Last year, my friend gave me one of the best gifts I could have possibly have asked for.

The gift was a box that had a stage, lights, and a curtain. On the stage were two people, Christine and the Phantom of the opera. The box had a button on the back where you could press it, and the main theme from the musical would play.

I immediately loved it. I had loved the musical for so long and all of my friends knew about this obsession of mine. My sister has long made fun of me by changing the words to the main theme.

So when my friend told me that her little brother had gotten a hold of it and accidentally poured water on it, I thought that it would be fine.

But as I pressed the button to play the boxes music, the room filled with a scratchy, horror sounding song that sounded like my favorite musical had suddenly turned dark and was no longer about a lonely genius, but instead a stalker ready to take another victim under his wing.

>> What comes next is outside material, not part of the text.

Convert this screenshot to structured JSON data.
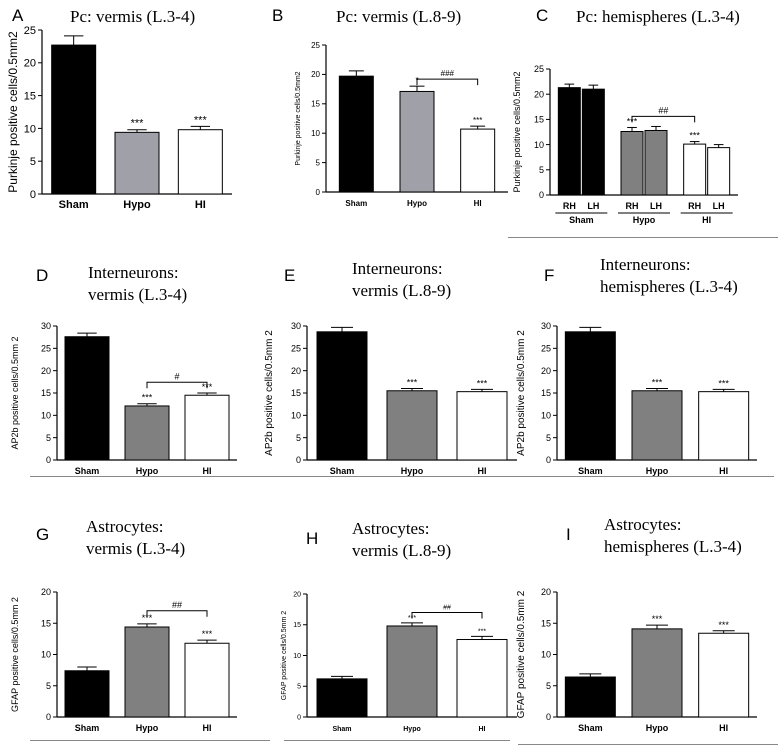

The funny thing is that after I heard this new song I didn’t throw it away or strain myself through a thank you, I still loved it no matter what the song sounded like. I still have that box up on my shelf and I will happily tell the story and play the song to anyone around me.

That feeling of love for my friend and her gift is something that I will treasure for the rest of my life and it won’t end there.

Christmas for the past couple of years has just felt like another day, it doesn’t mean the same as it once did.

When I was little I loved spending time with my family, making gifts for neighbors and friends. I would spend as much time as I could staying up late, waiting for Santa to come and give me something that I would absolutely love.

I would wake up the next morning and if I couldn’t wait, I would ask my mom if I could retrieve the plate that Santa’s cookies went on so I could take a peek at the presents under the tree that had somehow gotten bigger overnight.

I would happily greet family as they came through the door and give them the biggest hugs I could give.

I would wiggle until it was my turn to open another present. I would wait for Christmas dinner with a smile on my face. I loved the desserts that my mom, dad, and aunt would make. All of this is the Christmas of my childhood.

Recently, I just wait until my finals are over, go home, and wait until I could go back to school. It just seemed like all I looked forward to was going back to a schedule and going back to a lonely apartment.

Thinking about what Christmas means to me now, I can’t believe that I don’t feel like it is anything but another day. Even if I want to feel that Christmas spirit that I did before, that’s not what it is now.

Now, my Christmases are like that music box. It will always seem great and amazing but when I press that button and find that the music isn’t all it seems, I will still enjoy it. No matter if it’s not the same as when I was a kid.

Christmases as an adult is more about the love you feel for the people around you and the hope that comes when you see others and the love that they freely give to people.

The hope that I have for Christmas shouldn’t be that of Christmas past, and it shouldn’t be for the Christmas yet to come when I have children, but that of Christmas present. When I am with my family and I can give to others with love and a thankful heart.

I hope that all of you feel that love this season and are able to love others just as much.

Merry Christmas and a Happy New Year!